Com mil possibilidades de realização que a vida nos dá, quando a aposentadoria surge, encontramo-nos livres de horário, sem destino e sem chapéu. No passado, era moda os homens usar chapéu quando saíam para trabalhar. Naquela época, o chapéu era um símbolo de responsabilidade. Hoje é diferente, tem até chapéu de aposentado. Chapéu panamá, no passado, restrito aos homens, hoje é usado também pelas mulheres.      
Possibilidades existem, sim, o importante é acionar o destino, esse caprichoso condutor de almas, transformando as  possibilidades em probabilidades. Os sonhos estão aí.

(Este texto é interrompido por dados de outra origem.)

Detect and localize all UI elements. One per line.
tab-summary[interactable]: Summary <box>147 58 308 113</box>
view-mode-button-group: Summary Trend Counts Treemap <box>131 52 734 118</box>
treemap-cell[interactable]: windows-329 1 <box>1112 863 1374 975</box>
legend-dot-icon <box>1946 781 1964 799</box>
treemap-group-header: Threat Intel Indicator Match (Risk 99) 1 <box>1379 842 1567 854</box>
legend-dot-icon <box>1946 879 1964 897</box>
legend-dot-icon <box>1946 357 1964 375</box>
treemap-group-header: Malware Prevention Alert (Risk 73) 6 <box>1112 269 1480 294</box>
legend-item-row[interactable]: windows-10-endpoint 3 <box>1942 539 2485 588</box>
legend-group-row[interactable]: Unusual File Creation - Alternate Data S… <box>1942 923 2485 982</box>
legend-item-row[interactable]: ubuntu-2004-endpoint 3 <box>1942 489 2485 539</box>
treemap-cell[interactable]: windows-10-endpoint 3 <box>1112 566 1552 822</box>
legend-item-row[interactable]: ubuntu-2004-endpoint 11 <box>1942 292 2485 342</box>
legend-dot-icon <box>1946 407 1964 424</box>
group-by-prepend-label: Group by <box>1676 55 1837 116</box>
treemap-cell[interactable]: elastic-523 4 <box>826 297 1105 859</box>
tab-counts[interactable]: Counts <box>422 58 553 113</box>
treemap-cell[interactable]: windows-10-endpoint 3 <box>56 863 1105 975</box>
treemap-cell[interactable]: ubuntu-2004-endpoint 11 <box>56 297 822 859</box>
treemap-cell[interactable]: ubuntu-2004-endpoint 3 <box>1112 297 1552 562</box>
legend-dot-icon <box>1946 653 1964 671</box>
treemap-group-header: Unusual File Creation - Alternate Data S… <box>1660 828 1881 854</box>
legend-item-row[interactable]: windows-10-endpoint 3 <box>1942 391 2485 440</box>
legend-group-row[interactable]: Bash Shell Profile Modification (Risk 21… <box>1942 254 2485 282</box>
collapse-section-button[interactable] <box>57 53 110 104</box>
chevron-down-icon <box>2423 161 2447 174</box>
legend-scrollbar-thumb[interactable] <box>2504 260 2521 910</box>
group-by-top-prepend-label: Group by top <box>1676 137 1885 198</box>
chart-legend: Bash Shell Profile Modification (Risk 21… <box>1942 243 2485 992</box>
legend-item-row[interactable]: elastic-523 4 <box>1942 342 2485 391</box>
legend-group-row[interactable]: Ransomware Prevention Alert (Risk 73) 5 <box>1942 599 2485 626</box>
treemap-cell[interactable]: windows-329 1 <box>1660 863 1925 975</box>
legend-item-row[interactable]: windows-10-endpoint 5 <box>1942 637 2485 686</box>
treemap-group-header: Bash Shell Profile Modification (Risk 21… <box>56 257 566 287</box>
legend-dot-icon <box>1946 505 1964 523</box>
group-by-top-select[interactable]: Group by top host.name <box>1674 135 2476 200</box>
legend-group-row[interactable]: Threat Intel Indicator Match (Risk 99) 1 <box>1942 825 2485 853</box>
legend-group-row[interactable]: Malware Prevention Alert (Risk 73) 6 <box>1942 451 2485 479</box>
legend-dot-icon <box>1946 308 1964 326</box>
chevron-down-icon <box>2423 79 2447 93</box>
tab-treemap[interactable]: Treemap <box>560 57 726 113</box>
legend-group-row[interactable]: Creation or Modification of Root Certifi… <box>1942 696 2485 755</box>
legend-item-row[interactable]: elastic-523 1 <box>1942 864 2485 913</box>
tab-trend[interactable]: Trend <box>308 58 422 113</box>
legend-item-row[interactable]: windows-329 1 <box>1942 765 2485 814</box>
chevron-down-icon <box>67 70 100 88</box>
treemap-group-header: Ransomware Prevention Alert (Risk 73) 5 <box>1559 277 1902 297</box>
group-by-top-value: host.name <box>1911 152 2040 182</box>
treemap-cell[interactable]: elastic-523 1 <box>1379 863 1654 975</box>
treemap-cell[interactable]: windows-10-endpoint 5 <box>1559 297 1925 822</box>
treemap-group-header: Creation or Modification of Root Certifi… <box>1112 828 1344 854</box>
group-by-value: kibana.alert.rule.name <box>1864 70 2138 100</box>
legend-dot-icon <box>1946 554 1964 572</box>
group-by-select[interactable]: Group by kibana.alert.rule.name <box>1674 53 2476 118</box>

Retratamos duas trajetóras distintas em Minas Gerais ao focalizar situação de dois servidores que se aposentaram de repartição pública (nome que se dava a quem trabalhava em autarquias, ministérios, estatais) e relembramos agora, para finalizar, o comentário que fizemos da música En Aranjuez con tu amor, título de nossa crônica de 7/10/2014:
A letra é derramada em lirismo que nos remete a imagem ideoplástica em que há um rumor de fonte de cristal irradiando uma frequência de onda chegando junto a rosas do jardim. Há folhas secas no chão que também está envolvida no sussurrar da fonte, atingindo as lembranças de um romance que acabou e parece reviver nessa onda.
A letra da canção enfatiza: “talvez esse amor esteja escondido em um pôr do sol, na brisa ou em uma flor à espera de seu retorno.” Olha aí o colapso da função de onda de Schrödinger. Pensando nos Jardins de Aranjuez, Joaquin Rodrigo escreveu esse concerto nos idos de 1939, e 52 anos mais tarde, ei-lo Comendador recebendo o título de Marquês dos Jardins de Aranjuez, concedido pelo rei Juan Carlos I.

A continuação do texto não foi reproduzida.